In graduate school, I was trained (sort of) to write short stories. I didn’t read short stories, except in the New Yorker because it’s always lying around the house, and I was always confused by the idea of writing in this form––just as you get to know a character, the story is over. But occasionally, a story will come into my brain whole. It’s best when it’s an idea that’s like a truffle, intense, awesome but something you can’t imagine having a lot of. (Maybe the truffle comparison breaks down here. I can eat a lot of truffles.)

Anyway, I have a story idea in my mind right now, and as I’m waiting a few days to hear back from an editor on an idea I want to turn into my next book, I think I might just take a crack at it. Here’s what I’m thinking will be the opening line:

Ally, Jennifer, Kate and I were the only mothers in Classroom K-203 who took the subway into work after drop off. We started the kindergarten year bumping into one another on the platform, then waiting up when we’d see the other on the sidewalk outside school. Pretty soon we’d become a group. Except for Thursdays when Ally’s husband dropped off so she could get in early for a staff meeting, we’d meet up in the hall outside the classroom, walk together the two blocks to the F train, and talk the whole way into the city, hanging onto poles and straps as the F train labored from stop to stop, hestitating and jerking its way up ramps, into tunnels and faster and faster toward midtown where we all, the four of us, and sometimes we felt like we were the only ones––had jobs.

We talked and listened. This was before any of us had had coffee, but still, these conversations were wild, as if our lives depended on it.

….

Okay! Here I go…

Feburary Bloom

This apostle plant blooms in my window at this time of year––my wedding anniversary, my daughter’s birth, Valentine’s Day.
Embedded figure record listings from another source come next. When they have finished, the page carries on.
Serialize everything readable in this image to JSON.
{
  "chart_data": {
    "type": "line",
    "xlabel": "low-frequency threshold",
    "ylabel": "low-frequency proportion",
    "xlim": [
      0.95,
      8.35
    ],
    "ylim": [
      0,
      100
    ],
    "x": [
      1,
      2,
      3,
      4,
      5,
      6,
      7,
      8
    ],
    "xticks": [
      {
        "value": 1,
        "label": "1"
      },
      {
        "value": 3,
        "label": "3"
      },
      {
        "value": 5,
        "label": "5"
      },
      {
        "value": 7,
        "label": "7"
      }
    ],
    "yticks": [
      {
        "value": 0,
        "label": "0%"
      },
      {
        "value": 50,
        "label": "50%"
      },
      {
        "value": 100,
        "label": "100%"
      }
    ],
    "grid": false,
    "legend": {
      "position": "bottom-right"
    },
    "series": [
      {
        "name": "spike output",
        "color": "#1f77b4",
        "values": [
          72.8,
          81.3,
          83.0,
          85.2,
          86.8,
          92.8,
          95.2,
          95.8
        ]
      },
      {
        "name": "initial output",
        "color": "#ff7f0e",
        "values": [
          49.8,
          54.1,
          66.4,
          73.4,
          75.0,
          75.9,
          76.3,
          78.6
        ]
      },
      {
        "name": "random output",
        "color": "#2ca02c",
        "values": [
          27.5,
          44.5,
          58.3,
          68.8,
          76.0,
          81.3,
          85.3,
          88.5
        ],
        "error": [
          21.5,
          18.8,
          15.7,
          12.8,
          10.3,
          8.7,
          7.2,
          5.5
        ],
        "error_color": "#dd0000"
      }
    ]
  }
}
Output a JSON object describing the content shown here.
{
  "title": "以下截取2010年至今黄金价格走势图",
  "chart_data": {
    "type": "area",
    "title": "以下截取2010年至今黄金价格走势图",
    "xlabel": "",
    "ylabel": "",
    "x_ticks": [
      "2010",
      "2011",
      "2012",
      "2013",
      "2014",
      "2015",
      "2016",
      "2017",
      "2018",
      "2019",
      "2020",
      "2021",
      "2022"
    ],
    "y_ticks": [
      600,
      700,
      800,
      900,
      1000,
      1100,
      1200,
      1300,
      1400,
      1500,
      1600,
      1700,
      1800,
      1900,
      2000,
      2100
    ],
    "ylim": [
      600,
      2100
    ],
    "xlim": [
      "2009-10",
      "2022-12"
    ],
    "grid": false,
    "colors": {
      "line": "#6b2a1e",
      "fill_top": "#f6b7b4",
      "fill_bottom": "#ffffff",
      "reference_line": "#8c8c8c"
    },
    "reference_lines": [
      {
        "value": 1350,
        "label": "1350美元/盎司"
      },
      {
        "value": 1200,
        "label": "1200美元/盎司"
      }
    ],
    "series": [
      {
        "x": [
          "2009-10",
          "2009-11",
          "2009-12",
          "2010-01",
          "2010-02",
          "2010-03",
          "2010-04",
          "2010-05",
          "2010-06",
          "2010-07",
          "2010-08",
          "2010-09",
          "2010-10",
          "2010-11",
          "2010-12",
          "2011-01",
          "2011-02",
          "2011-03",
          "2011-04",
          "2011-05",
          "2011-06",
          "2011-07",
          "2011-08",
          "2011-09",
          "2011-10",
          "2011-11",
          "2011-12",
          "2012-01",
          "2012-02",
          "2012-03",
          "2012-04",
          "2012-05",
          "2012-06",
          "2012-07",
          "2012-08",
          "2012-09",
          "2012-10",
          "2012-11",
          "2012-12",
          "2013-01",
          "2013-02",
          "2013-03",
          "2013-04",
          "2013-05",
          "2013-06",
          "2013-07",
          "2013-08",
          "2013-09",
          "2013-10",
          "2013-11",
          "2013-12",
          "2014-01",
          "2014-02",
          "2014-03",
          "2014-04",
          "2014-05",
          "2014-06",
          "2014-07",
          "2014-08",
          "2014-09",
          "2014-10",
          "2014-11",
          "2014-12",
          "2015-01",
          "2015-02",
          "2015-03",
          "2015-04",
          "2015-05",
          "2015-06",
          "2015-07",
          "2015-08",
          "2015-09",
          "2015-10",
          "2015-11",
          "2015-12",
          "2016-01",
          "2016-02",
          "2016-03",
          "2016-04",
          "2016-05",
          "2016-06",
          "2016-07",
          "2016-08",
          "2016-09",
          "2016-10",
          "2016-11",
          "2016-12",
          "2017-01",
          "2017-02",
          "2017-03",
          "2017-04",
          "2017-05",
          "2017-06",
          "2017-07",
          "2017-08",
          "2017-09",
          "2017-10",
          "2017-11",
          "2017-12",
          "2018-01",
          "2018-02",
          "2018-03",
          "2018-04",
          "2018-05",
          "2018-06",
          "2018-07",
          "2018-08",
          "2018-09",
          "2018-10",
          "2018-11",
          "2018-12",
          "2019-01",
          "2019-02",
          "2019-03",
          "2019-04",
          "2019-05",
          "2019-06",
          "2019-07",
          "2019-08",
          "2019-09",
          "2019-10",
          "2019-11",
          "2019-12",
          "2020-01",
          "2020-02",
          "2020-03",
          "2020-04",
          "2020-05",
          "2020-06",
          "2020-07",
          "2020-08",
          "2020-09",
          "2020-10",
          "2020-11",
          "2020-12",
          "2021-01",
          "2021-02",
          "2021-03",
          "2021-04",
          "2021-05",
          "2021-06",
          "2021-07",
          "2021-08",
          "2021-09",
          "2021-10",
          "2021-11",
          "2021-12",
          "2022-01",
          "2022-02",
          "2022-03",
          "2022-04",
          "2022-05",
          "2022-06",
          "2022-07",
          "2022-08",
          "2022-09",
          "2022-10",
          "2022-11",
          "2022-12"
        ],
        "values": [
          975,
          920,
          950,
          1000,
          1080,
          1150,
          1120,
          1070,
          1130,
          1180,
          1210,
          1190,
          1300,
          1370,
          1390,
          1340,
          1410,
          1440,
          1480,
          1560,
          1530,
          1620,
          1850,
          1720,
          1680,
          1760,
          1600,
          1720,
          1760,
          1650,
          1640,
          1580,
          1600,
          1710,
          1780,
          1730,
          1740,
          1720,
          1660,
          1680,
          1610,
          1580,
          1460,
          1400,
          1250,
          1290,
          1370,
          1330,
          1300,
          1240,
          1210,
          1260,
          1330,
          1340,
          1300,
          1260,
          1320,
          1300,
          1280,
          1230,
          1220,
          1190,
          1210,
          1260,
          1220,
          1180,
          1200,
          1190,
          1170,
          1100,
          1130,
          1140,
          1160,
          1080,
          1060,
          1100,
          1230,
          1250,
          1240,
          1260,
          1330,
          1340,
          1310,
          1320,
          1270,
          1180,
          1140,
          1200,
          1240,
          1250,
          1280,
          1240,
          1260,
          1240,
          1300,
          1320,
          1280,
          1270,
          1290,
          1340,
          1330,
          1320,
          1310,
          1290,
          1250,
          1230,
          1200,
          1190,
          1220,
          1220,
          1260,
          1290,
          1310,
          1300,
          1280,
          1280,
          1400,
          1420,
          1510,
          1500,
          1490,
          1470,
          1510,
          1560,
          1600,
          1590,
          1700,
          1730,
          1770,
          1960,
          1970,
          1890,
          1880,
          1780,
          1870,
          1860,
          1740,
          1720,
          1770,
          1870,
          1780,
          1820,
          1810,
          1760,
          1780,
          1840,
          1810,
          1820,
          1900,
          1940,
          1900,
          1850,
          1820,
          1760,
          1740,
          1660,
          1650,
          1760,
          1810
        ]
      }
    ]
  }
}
This plant is a descendant––a cutting of a cutting of a cutting––of one that belonged to my great grandmother. Between second and sixth grades, my mother, sister and I lived in a tiny, crumbling half-a-house in downtown Princeton. It had no shower, only a claw foot tub in the tiny bathroom. My mom filled a shelf at the faucet end of the tub with a row of these plants and the stiff leaves used to rub my feet when I ducked under to rinse my hair. Terrifying. Never noticed seeing a single one bloom. But as an adult, here they are, with these gorgeous and fleeting flowers. I photograph them every time they bloom as if it’s possible to hold on.

Book Club

I started a book club of 5th and 6th graders at the school my children go to last week. We read Suzanne’s Collins’ Gregor the Overlander. It was so fun to sit around a table eating bagels talking about the parts of the story we loved or that made us mad, our favorite characters and when we cried. Next month we’re reading Laurie Halse Anderson’s Chains which I read last summer and couldn’t put down.

I put out copies of Slipping and Little Blog to show kids who were getting to know me why I’m interested in leading the club––because I want to spend time thinking about how they read. A girl, who didn’t connect the copy of Slipping with me yet, pulled the book to her chest possessively and said, “This was the BEST book.” I tried to act too cool to be thrilled, but I was THRILLED. So often the feedback comes from people I know. For a stranger to have pulled it off the shelf and then LOVED it. Nothing is better.

It’s been a tricky fall for writing, figuring out what will come next in my life, and this blog is beginning to feel somewhat fake. What purpose does it serve? I get comments every day in my inbox–all from bizarre robots trying to trick me into thinking they’ve read your posts––thanking me for the “article” and saying they will “use this information for sure in growing my business.” What business could possibly make use of my stories of learning to read as a child? No wonder our economy is going down hill!

But hearing that student’s comment gave me a boost in confidence. Slipping is a good book. I’m glad I wrote it. I’m thrilled its out in the world. Little Blog too. They are both extremely personal and I feel like I want this blog space to be that way as well.